Gli ingressi dello stadio sono stati aperti dalle 13.30, un’ora prima della funzione, per consentire l’afflusso del pubblico. La cerimonia è unica come richiesto dalle famiglie delle vittime. Verranno presieduti dal vescovo di Rimini Francesco Lambiasi tutti i parroci di Riccione che concelebreranno la Messa. È prevista la partecipazione alla funzione di numerosi cori della città.

La neo-senatrice Spinelli

La vice sindaca di Coriano e neo-senatrice di Fratelli d’Italia Domenica Spinelli ha scritto una nota di vicinanza e amicizia: “Sono vicina ai familiari di una tragedia che ci ha colpiti tutti dritto al cuore. Il dolore ci travolge non basta esprimere il nostro cordoglio per lenire le conseguenze di quello che è successo.

Da sindaco ho conosciuto bene e da vicino Massimo Pironi, ho apprezzato il suo impegno nel sociale che è stato l’inizio del nostro rapporto e che, proprio nel messaggio che mi ha spedito all’indomani della mia elezione a Senatrice della Repubblica, aveva ribadito in quella che è stata la sua missione di vita: aiutare i deboli. Insieme abbiamo fatto tanto, ho apprezzato sempre la sua vicinanza anche se da una parte politica di colore diverso dal mio, ma sono stata onorata di aver potuto collaborare con lui fin dal 2013 quando insieme abbiamo reso esecutivo un protocollo sui temi del sociale a lui e a noi tanto cari. Ricordo quella fase come una base importante creata insieme, da due comuni vicini, per un tema così delicato come quello che lui si accingeva fin da allora ad affrontare con la caparbietà e con la competenza che gli sono state sempre riconosciute.

Coriano gli ha fatto spesso e volentieri da sponda. Ha ospitato i suoi ragazzi, li ha visti recitare in uno spettacolo teatrale che il Centro21 aveva realizzato trasmettendoci messaggi toccanti ed emozionanti, abbiamo apprezzato l’attività per il Natale nel negozio di viale Dante a Riccione.

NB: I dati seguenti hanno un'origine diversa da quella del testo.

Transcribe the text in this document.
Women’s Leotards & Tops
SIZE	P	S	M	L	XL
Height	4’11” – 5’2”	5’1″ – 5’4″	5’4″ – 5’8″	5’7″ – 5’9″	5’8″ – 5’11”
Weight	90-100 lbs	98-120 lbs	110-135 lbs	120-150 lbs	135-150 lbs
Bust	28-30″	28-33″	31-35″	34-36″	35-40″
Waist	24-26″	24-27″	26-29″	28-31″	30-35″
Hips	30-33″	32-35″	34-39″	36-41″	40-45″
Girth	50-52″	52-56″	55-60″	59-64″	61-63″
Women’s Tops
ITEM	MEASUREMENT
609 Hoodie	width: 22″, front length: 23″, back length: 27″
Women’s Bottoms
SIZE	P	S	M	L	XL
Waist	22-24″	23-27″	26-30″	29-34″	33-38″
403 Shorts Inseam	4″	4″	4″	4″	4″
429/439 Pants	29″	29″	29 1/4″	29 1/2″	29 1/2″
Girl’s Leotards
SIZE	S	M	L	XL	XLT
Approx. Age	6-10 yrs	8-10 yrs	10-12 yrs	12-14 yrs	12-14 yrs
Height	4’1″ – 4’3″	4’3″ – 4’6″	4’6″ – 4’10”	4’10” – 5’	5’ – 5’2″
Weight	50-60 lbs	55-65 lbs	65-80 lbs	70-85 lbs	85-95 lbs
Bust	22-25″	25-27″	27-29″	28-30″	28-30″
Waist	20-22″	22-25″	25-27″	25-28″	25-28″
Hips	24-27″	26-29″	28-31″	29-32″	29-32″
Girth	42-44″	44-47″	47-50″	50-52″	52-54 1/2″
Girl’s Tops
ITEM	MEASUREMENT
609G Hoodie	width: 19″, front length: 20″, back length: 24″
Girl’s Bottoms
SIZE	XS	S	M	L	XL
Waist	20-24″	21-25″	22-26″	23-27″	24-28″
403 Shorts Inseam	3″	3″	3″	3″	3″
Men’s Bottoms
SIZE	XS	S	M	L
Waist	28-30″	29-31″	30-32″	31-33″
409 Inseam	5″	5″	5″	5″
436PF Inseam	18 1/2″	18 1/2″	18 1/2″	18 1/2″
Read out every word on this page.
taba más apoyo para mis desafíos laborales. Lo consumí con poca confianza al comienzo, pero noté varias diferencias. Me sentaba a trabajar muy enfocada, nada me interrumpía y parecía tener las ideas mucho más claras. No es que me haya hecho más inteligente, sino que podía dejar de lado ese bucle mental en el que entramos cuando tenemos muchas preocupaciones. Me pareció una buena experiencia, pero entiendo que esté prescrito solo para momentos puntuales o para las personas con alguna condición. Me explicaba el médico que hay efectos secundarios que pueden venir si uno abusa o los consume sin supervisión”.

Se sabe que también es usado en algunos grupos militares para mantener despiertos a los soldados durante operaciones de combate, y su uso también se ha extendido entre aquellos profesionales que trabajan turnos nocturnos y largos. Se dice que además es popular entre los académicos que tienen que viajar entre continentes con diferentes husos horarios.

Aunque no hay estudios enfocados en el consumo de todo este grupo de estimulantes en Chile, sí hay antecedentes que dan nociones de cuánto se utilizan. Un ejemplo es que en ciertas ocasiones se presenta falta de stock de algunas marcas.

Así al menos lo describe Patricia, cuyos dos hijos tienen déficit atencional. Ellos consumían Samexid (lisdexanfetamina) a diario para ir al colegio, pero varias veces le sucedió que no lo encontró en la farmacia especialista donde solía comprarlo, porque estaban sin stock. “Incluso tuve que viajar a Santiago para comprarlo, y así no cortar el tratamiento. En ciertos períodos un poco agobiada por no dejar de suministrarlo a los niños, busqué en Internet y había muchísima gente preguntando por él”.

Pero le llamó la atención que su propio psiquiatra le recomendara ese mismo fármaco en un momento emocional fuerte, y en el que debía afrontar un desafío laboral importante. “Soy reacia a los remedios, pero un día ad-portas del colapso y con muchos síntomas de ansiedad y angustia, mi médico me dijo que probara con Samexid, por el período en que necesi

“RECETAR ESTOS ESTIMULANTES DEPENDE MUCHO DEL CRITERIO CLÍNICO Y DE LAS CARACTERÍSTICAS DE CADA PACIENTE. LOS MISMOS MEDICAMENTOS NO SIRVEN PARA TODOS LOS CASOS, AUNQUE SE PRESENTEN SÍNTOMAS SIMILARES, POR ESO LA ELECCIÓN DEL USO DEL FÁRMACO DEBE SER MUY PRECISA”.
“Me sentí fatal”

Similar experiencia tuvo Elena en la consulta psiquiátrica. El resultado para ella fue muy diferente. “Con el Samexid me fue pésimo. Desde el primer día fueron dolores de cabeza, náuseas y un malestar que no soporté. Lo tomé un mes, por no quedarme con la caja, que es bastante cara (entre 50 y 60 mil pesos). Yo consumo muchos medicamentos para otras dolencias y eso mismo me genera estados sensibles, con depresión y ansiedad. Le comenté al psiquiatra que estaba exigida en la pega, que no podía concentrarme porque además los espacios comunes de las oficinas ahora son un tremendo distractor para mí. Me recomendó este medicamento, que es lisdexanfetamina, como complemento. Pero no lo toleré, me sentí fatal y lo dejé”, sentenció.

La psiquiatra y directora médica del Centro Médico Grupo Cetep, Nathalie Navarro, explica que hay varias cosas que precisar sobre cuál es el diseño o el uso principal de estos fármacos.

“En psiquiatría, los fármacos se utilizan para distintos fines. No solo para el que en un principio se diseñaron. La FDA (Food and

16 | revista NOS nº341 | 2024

Queste persone erano davvero straordinarie, lo ribadisco cercando di aggirare la banalità delle parole, solo chi li ha conosciuti da vicino può apprezzarli e oggi piangerli. Romina e Valentina erano nostre concittadine, Rossella aveva lavorato in un negozio a Coriano ma tutti gli altri erano nostri vicini di casa, eccellenti esempi di una vitalità che il destino ha voluto distruggere. Il mio personale dolore cozza contro l’esortazione all’intera comunità affranta perché sappia trovare la forza di reagire prendendo ad esempio la forza che questi ragazzi avevano dentro per vincere le difficoltà e la diversità. Esempi lungimiranti che devono valere per tutti, che Massimo Pironi ci ha insegnato, che Romina, Valentina, Francesca, Rossella, Maria ed Alfredo ci hanno trasmesso con il loro esempio, con i loro sorrisi, con la loro volontà. Io credo che dai ragazzi del Centro21 ieri, oggi ma anche domani, arriverà sempre lo stesso messaggio: la vita va affrontata con entusiasmo, con passione, con la voglia di crederci. La morte può aver fermato i loro cuori, ma non può toglierci l’insegnamento che ci hanno trasmesso. Né oggi né mai”.